そうか。発想を逆転させればいいんだ。ここで暮らす理由を見つけるんじゃなくて……ここを離れられない理由を考えればいいんだ。
「ねえ!」
「うわっ……ど、どうしたの?」
急に顔を上げたからか、アランは驚いて後退る。そんな彼に迫り、今度は私が肩を鷲掴みにした。
「アラン……ここで働かないっ!? ほら、わたしの……わたしのお付きの……『執事』とか!」
「し、執事……? キミの?」
「うん! ほら、仕事だったらお給料も貰えるし、生活も安定するし、何よりここで暮らせるでしょ!?」
豆鉄砲を喰らった鳩のように、アランが目を見開いている。言葉も出ないようだ。
「どう? 名案じゃない?」
「名案、ではないと思うけど……でも、本当のことを言うとね」
「?」
肩に置かれた私の手に触れ、ゆっくりと下ろす。そして、今度はぎゅっと強く握り締めた。

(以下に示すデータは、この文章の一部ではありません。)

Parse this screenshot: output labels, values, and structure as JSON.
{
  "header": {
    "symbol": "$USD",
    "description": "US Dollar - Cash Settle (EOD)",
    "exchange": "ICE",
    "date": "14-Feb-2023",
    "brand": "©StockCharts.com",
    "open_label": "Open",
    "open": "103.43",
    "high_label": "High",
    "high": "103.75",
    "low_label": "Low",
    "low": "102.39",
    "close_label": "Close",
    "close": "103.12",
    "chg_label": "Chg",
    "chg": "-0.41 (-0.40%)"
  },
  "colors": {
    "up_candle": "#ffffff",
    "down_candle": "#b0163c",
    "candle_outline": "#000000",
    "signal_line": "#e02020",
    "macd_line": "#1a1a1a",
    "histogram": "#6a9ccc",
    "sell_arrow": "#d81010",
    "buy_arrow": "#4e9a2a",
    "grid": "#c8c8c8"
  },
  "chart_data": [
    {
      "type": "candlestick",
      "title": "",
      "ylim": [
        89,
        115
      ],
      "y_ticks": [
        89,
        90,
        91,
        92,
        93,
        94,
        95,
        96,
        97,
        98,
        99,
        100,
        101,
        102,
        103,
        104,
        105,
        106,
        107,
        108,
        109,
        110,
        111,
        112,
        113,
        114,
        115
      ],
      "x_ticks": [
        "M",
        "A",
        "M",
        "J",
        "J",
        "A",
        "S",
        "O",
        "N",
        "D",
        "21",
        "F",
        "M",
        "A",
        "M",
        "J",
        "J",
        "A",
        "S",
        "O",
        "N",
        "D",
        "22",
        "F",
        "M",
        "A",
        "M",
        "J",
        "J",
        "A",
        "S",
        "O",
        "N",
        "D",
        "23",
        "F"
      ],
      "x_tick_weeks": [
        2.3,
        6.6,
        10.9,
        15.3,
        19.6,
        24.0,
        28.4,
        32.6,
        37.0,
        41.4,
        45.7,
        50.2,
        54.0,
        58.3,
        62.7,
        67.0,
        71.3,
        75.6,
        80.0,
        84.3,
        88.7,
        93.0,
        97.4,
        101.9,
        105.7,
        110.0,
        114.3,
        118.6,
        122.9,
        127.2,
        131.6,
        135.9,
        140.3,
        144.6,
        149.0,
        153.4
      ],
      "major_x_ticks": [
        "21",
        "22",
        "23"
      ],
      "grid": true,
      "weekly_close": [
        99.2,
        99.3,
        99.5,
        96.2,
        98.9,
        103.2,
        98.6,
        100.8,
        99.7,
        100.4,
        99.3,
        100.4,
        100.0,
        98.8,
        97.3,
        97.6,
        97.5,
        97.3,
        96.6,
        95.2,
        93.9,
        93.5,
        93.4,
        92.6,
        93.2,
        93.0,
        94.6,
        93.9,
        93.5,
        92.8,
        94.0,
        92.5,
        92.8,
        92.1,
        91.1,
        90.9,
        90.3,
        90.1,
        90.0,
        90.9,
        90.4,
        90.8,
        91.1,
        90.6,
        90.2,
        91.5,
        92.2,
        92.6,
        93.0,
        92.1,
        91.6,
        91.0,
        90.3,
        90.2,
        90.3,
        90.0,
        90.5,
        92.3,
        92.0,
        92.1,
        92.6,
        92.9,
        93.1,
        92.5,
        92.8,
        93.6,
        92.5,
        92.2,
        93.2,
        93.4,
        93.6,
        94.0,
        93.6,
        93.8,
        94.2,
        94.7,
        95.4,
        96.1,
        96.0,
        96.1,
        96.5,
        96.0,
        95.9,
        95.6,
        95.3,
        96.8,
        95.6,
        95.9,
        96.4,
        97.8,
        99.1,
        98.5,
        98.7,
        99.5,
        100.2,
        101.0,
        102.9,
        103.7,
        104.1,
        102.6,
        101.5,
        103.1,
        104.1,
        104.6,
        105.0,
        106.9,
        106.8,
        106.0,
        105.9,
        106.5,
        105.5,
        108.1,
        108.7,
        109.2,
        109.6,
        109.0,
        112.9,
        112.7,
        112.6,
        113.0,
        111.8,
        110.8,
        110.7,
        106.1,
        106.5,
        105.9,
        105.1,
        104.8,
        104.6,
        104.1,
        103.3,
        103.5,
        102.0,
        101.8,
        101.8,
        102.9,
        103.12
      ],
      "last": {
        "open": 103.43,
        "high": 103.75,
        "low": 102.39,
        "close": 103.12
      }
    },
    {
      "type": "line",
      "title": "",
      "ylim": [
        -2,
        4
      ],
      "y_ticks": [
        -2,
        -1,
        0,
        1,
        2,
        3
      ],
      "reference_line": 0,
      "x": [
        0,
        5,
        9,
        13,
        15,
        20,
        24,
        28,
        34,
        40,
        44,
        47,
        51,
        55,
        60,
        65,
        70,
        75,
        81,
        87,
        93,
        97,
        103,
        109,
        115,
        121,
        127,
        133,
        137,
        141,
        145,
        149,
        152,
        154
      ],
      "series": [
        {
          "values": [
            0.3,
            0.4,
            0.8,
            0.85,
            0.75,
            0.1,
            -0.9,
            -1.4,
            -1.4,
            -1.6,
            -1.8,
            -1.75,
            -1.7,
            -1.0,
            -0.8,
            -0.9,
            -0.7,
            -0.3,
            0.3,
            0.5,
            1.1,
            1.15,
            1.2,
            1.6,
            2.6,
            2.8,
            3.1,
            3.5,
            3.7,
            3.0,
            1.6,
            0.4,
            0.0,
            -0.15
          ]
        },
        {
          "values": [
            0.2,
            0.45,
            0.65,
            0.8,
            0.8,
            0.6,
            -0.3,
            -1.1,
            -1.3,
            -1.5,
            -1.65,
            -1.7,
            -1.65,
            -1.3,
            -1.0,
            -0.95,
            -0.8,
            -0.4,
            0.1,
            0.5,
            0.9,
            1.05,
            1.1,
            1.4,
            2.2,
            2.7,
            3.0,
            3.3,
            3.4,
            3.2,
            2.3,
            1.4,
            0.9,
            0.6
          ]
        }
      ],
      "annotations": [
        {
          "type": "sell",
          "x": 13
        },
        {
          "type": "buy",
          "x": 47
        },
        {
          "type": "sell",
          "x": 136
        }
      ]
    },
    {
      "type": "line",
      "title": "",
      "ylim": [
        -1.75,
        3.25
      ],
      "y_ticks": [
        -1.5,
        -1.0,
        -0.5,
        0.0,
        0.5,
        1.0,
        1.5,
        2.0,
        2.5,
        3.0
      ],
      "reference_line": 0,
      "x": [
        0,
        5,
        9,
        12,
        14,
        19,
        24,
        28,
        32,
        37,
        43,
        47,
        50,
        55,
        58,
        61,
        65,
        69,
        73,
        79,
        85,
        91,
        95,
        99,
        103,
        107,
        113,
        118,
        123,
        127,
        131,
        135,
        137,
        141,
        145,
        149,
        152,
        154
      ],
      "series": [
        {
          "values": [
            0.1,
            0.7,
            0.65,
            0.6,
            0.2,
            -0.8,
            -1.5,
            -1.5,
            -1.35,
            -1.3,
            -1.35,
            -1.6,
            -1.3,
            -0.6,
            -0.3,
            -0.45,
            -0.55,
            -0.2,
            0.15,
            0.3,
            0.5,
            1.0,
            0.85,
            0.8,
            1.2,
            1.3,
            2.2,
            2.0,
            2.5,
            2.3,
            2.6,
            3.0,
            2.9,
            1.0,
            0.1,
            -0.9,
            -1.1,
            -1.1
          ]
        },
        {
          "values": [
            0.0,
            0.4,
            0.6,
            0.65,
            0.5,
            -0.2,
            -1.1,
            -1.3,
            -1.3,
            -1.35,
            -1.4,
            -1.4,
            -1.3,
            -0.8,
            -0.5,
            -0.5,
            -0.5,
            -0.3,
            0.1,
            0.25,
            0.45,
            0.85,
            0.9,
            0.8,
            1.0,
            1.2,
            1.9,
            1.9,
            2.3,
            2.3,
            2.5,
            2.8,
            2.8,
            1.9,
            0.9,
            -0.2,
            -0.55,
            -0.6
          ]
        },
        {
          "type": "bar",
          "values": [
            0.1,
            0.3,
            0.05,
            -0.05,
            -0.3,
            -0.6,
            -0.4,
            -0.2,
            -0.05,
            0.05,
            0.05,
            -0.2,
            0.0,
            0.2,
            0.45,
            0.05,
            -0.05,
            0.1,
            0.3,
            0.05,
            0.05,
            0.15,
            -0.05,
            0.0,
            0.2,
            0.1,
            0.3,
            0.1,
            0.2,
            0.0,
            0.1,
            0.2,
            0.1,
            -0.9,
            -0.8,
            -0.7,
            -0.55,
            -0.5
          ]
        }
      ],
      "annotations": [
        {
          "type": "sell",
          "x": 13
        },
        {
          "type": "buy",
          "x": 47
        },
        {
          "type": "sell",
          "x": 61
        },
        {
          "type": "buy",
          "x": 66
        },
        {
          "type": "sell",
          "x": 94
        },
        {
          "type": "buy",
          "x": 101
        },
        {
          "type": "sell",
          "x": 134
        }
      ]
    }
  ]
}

目は、真っ直ぐと私の目を。元気になったことで更に磨きがかかった美顔が、私の前にあった。
「僕は、キミのために生きたい。キミのおかげで生き残ることが出来たんだ。だったら……この命、キミのために使いたい」
「アラン……」
思わず、心臓が止まりそうになった。何度も言うように、アランは少女にも見間違うほどの美少年……男と無縁だった前世の私は、イケメンに対する抵抗力が弱いのだ。
しかしまあ……今のリリエルは八歳。アランも同じくらいの歳に見えるけど、この歳でよくそんな言い回しが出来るもんだ。
……いや、感心してる場合ではない。正確には私がアランを助けたんじゃなくて、私の『髪』が生き残るきっかけになっただけなんだけど、その訂正は後でいい。アランの気が変わる前に、エヴァンに交渉しなくては。
ぎゅっと握られていた手を、今度は私が握り返す。そして、引っ張った。
「……じゃあ、パパにお願いしにいこうっ!」
「えっ、ちょっ、リリィ!?」
「大丈夫っ! わたしに『作戦』があるから」
扉を開いて、当主の執務室へ向かう。足をもつらせながら付いてくるアランを連れて。
二人が走り去ったあと、リリィの自室の扉の前では、ジェイドが微笑ましい表情でそれを見送っていた。
「……オレは応援してるぜ、アラン」
「旦那様に聞かれたら殺されますよ、ジェイド」
「はは、確かに」
やれやれといった様子で首を振るエナと、いたずらな笑みを浮かべるジェイド。やがて二人は部屋の前を離れ、それぞれの持ち場へと戻っていった。